Sunday, June 26, 2011

Summer Time.

I went to a barbecue this weekend given by the owner of the house where Dad lives. The family owns two houses, side by side in a relatively nice neighborhood, and every summer they try to give a barbecue for the residents and their families. A lot of the time, people who used to have family members at the houses stop by too; the owner prides himself on the fact that families are welcomed and involved in his houses.

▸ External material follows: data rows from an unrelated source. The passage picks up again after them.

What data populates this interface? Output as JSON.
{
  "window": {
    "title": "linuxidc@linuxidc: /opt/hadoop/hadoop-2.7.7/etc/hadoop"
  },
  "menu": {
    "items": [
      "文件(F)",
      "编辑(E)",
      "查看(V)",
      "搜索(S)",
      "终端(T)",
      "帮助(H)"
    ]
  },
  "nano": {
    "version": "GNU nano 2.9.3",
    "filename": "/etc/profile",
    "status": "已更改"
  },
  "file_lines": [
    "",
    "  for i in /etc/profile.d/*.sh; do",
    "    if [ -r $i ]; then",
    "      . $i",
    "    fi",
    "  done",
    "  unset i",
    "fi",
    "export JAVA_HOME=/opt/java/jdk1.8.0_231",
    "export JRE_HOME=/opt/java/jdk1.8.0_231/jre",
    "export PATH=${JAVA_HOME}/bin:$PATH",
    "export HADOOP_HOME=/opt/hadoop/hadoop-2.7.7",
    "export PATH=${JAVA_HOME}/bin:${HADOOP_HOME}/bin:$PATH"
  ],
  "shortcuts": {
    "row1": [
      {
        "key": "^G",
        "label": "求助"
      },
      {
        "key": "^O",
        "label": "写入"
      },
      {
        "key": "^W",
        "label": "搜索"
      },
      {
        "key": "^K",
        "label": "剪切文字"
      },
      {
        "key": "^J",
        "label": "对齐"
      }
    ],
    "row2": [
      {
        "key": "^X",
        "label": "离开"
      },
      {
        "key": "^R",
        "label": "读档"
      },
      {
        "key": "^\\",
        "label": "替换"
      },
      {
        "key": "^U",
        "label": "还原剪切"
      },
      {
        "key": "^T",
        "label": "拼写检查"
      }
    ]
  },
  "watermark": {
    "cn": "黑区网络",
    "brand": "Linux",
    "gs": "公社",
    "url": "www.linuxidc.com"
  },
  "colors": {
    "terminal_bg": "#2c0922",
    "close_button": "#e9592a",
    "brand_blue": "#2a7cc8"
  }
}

I took a friend of mine, who had last seen Dad about six years ago when I still lived with him and would bring him by the office where I worked to visit with my friends. She was also involved in cleaning out his house with me. She said later that while she had instantly recognized my Dad, he looked and acted a lot differently from the last time she had seen him. If I remembered correctly, he had flirted with her on that occasion; it was pretty certain that there would be no flirting today. He is, of course, much less animated and talkative, and regards the world now with a slightly suspicious look, as if he's not sure what's coming next but he's pretty sure he won't like it.

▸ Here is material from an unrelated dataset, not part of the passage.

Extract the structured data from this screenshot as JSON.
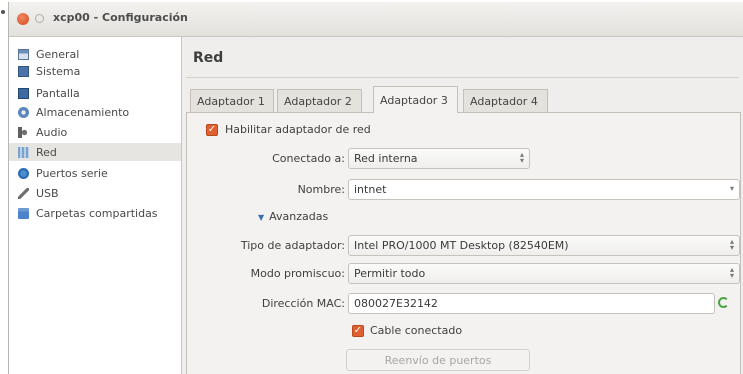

Like the last time I visited, I tried to engage him as much as I could, and again I noticed that he would stare intently at my face. I can only guess that somewhere in his brain is the correct identification trigger that indicates I am his daughter, but I don't think it's really accessible anymore. He doesn't know who I am anymore, although I do think that he still recognized a relationship to me-I have a feeling that I now fall in the category of people he knows that make him do things he doesn't really want to do.

In any case, he seemed to be in a decent mood, even managing to find and identify his fork and use it to lift bites of food to his mouth. The last time I saw him eat a few weeks ago, he was being fed, so it was heartening to see that at times he could still remember what a fork and food meant. My friend and I sat next to him, eating our plates of salad and steak, just trying to be there for him. Later, I took her on a tour of the houses and she gave her approval. She said it seemed like all of the staff and the owner treated their residents with a great deal of respect and compassion, and that it seemed like the houses were clean and comfortable. Although I do have great faith in Dad's caregivers, to have the positive opinion and take on the situation of someone I trust was deeply comforting.

All in all, it was a good afternoon. We went out and said good bye to Dad as the caregivers were wheeling the residents back into their houses and the family members were saying their goodbyes. I gave Dad a hug and told him I loved him, and then left him to the people who have also become his family.